António Guterres, secretário-geral da ONU, a que pertence a Agência Internacional de Energia Atómica, não poderia ser mais certeiro e direto: confrontos militares junto dos seis reatores da central nuclear de Zaporizhia são um ato «suicida», para as duas partes, e uma brincadeira irresponsável com uma «arma carregada». Na sequência deste alarme mundial, tanto Kiev como Moscovo mostraram disponibilidade para o envio de uma equipa da AIEA. Falta saber quando, como, e se as partes estão mesmo empenhadas nessa monitorização.

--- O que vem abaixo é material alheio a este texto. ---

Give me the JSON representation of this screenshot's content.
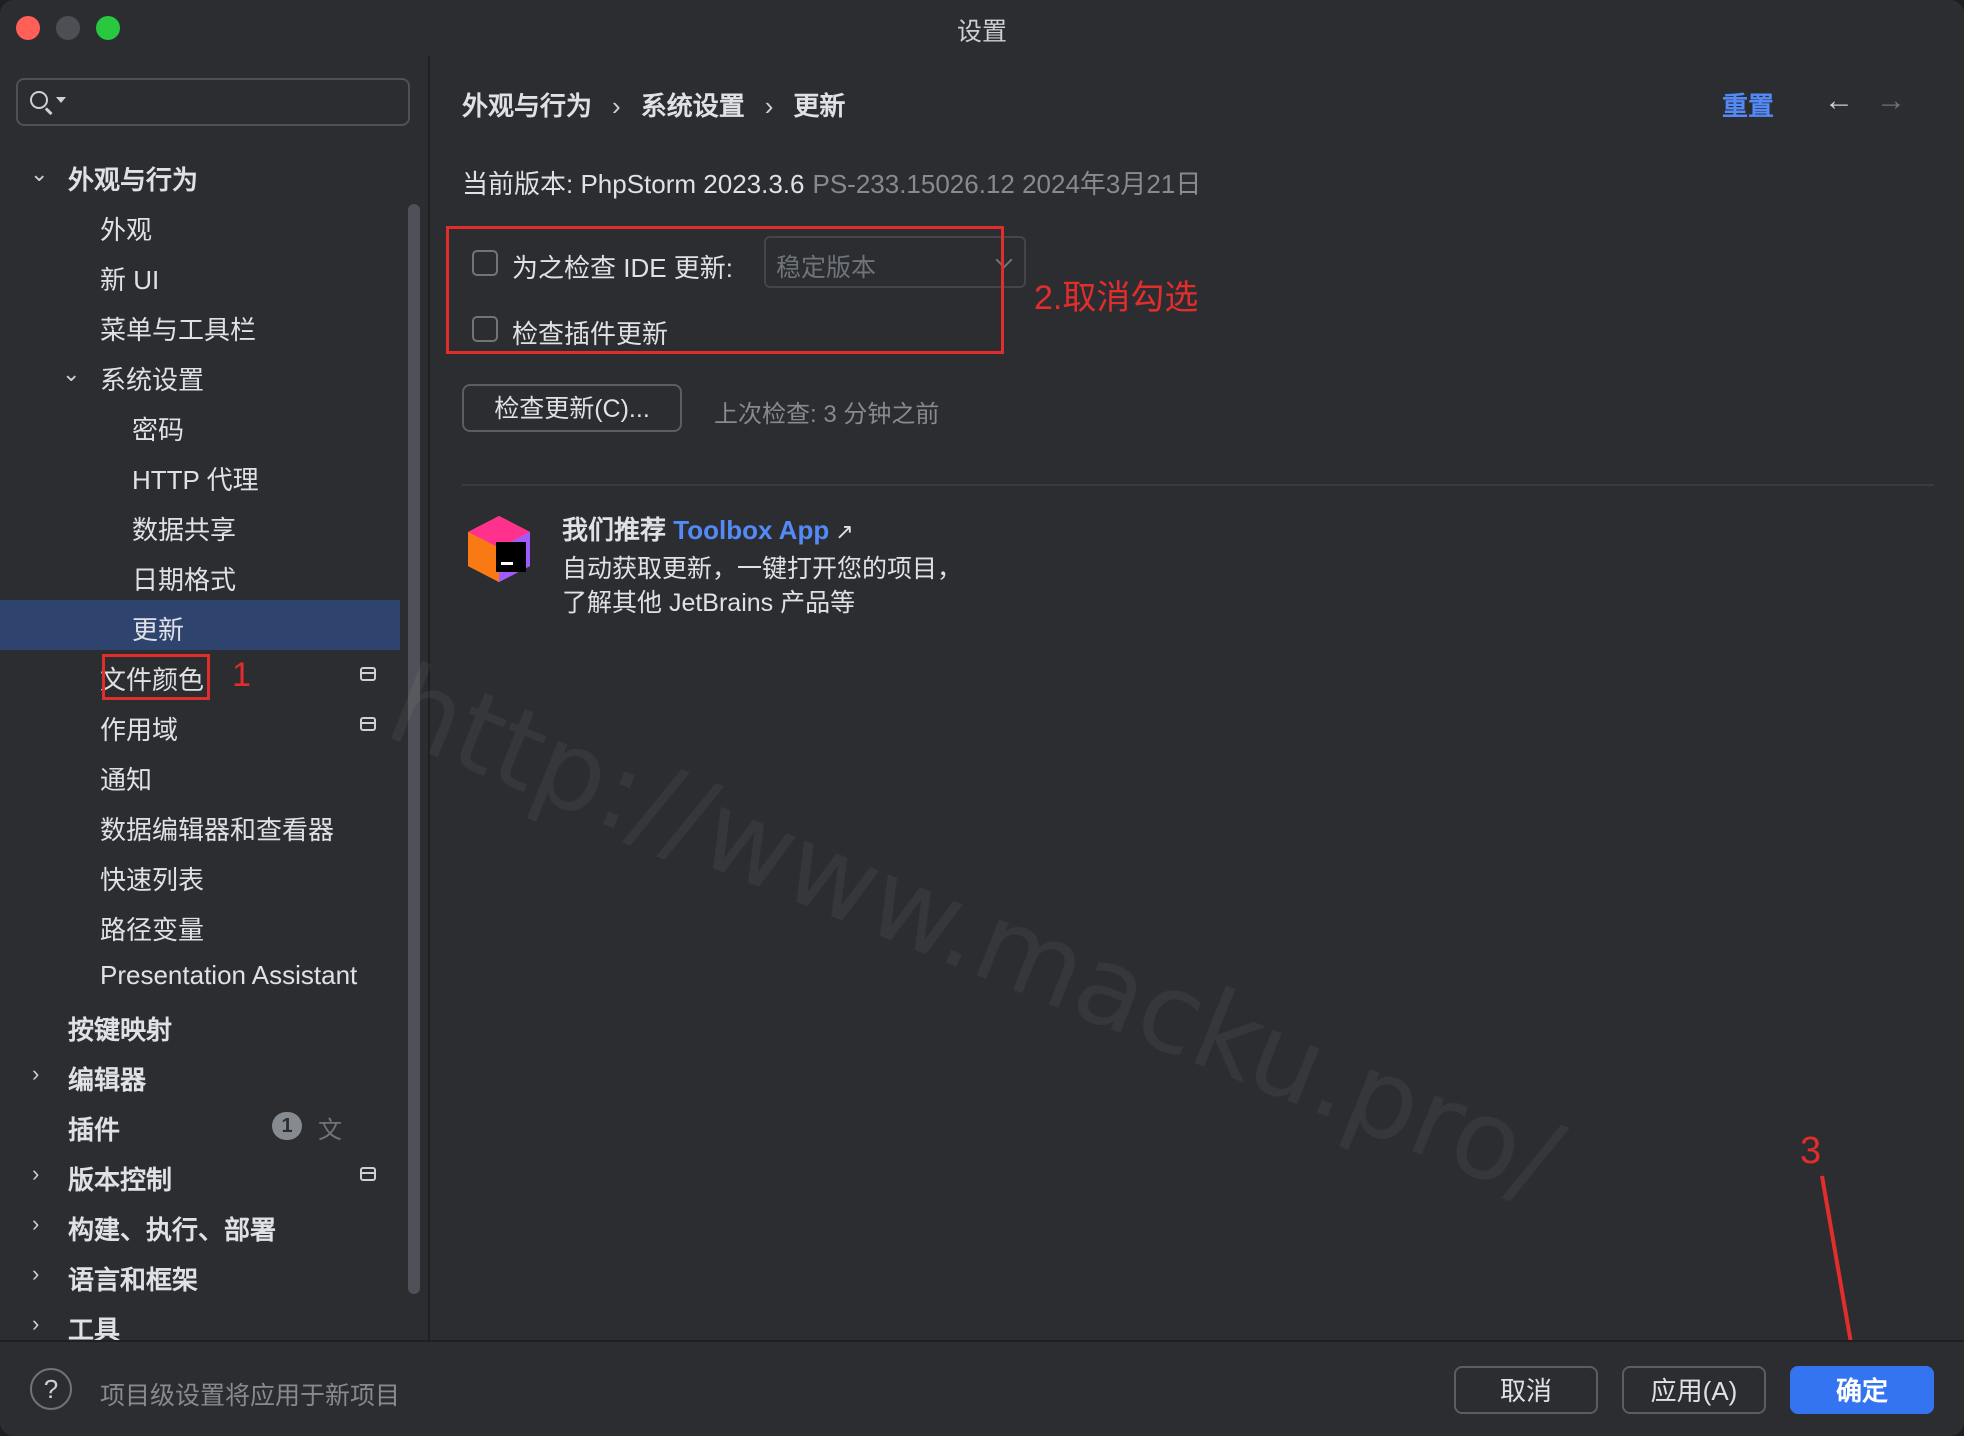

Há, nesta brincadeira, um jogo de culpas não assumidas. Ou as tropas russas endoideceram, causando explosões próximas das cúpulas dos reatores, a mando de Putin, ou as forças ucranianas estão mesmo a disparar rockets contra as posições russas, na zona dos reatores. A AIEA tem de entrar em Zaporizhia, e a ONU tem de conseguir que Putin e Zelensky aceitem uma zona desmilitarizada em redor da central. É impensável, e inadmissível, manter esta troca de artilharia e mísseis num espaço que tem materiais nucleares.
Nestes seis meses de guerra, é a primeira vez que a Ucrânia não está a demonstrar bom senso e racionalidade, e os países aliados já fizeram saber isso a Kiev. Os reatores estão controlados pelos russos desde o início da invasão, e qualquer ataque nesse perímetro terá um responsável, e prenuncia uma catástrofe suicidária, como disse Guterres. Qual é o ganho militar para a Ucrânia?

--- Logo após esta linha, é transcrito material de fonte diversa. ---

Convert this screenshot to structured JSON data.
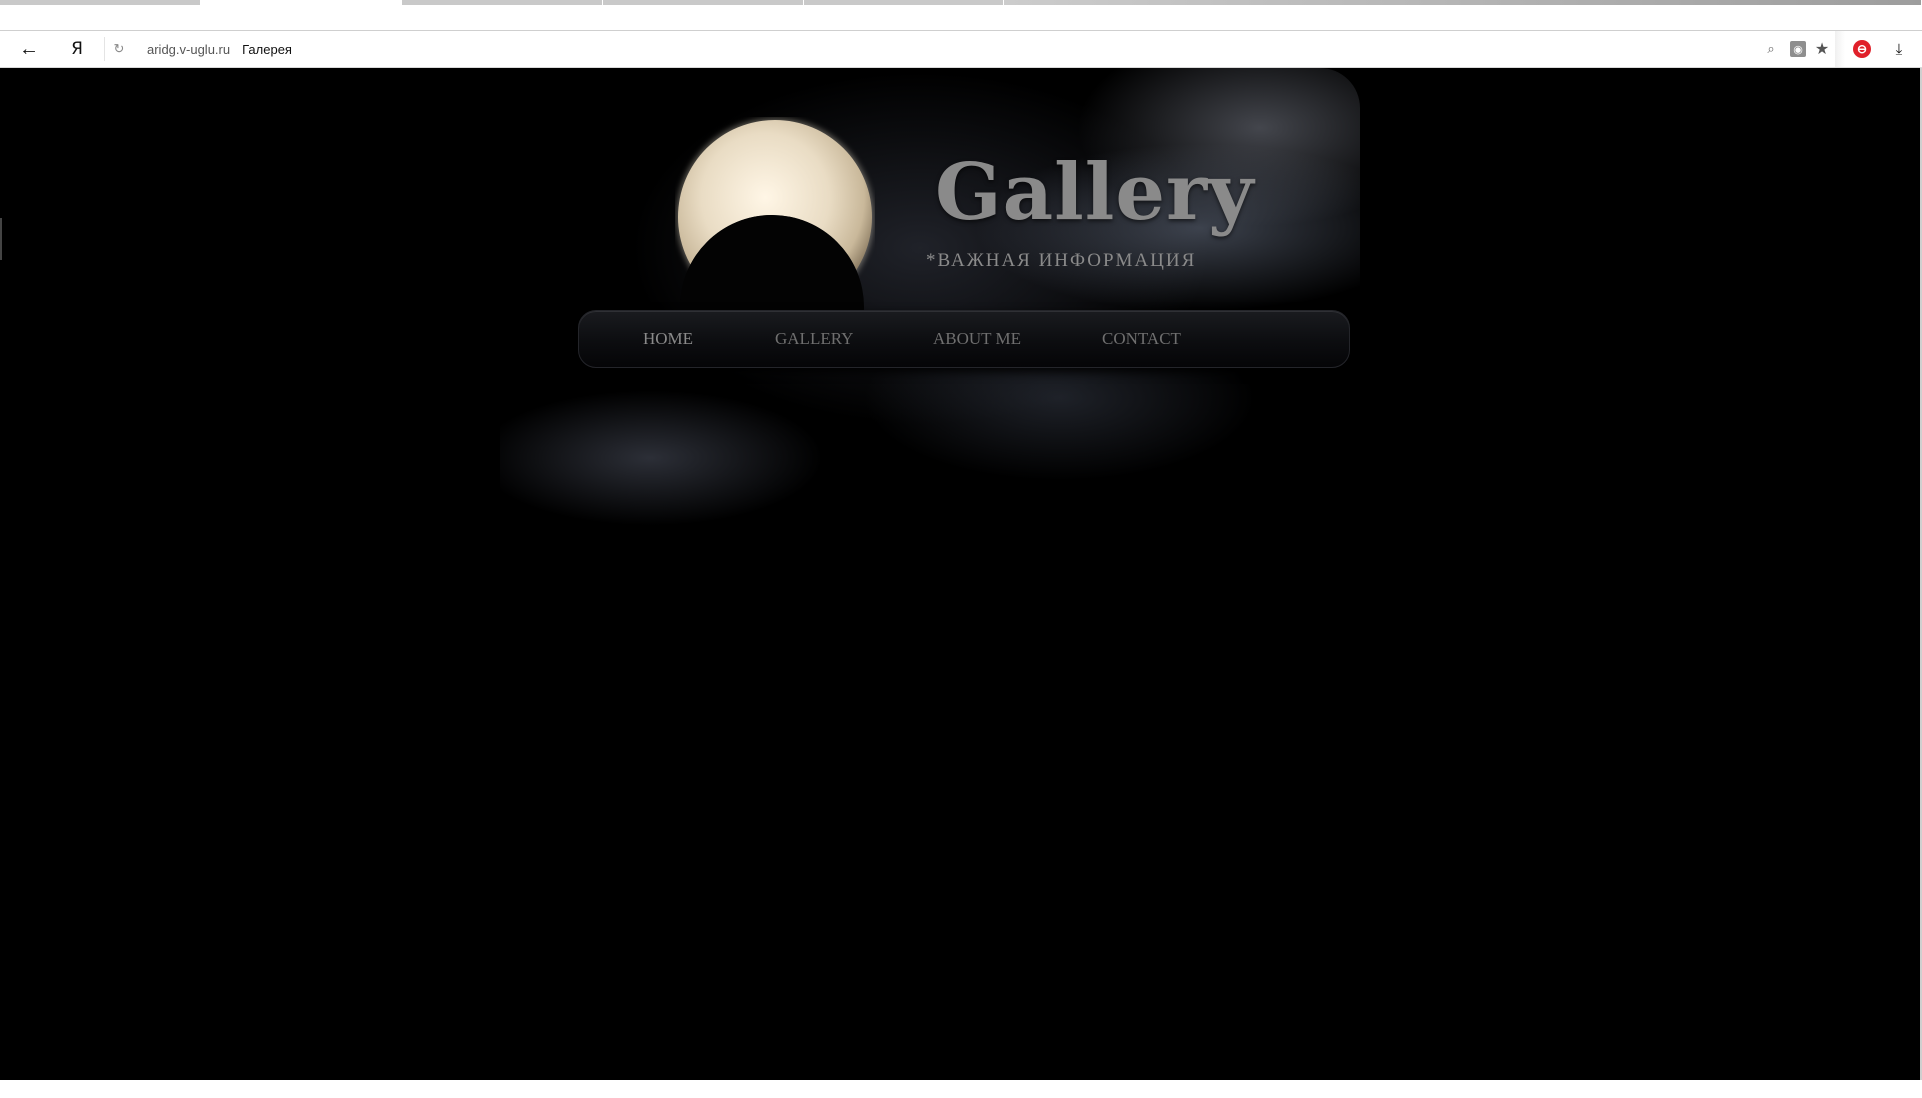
{
  "browser": {
    "yandex_label": "Я",
    "address": {
      "domain": "aridg.v-uglu.ru",
      "page_title": "Галерея"
    },
    "icons": {
      "back": "back-arrow-icon",
      "yandex": "yandex-logo-icon",
      "reload": "reload-icon",
      "zoom": "zoom-icon",
      "translate": "translate-icon",
      "bookmark": "star-icon",
      "adblock": "adblock-icon",
      "download": "download-icon"
    },
    "accent_colors": {
      "adblock": "#e0202a"
    }
  },
  "site": {
    "title": "Gallery",
    "subtitle": "*ВАЖНАЯ ИНФОРМАЦИЯ",
    "nav": [
      {
        "label": "HOME"
      },
      {
        "label": "GALLERY"
      },
      {
        "label": "ABOUT ME"
      },
      {
        "label": "CONTACT"
      }
    ],
    "colors": {
      "background": "#000000",
      "title": "#8a8a8a",
      "nav_text": "#6f6f6f"
    }
  }
}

Invocam que os russos estarão a usar o espaço como um santuário para armazenar armas e munições. Até pode ser. Mas com a capacidade e ajuda que as forças ucranianas têm, será mais fácil e seguro cortar essas rotas de abastecimento, muito antes de Zaporizhia. Não vale a pena repetir que se está a criar pânico na Europa – com os romenos a serem aconselhados a comprar comprimidos de iodo – mas conviria, com seriedade e sem pressões políticas, que os técnicos e cientistas da AIEA, e outros peritos independentes, explicassem os riscos e as fragilidades dos complexos sistemas de uma central nuclear, em particular os locais sensíveis e críticos que não têm a proteção das cúpulas de betão e aço, mas que podem desencadear a fusão nuclear, que contaminaria toda a Europa. Brincar com uma arma carregada é suicídio, mas também homicídio global.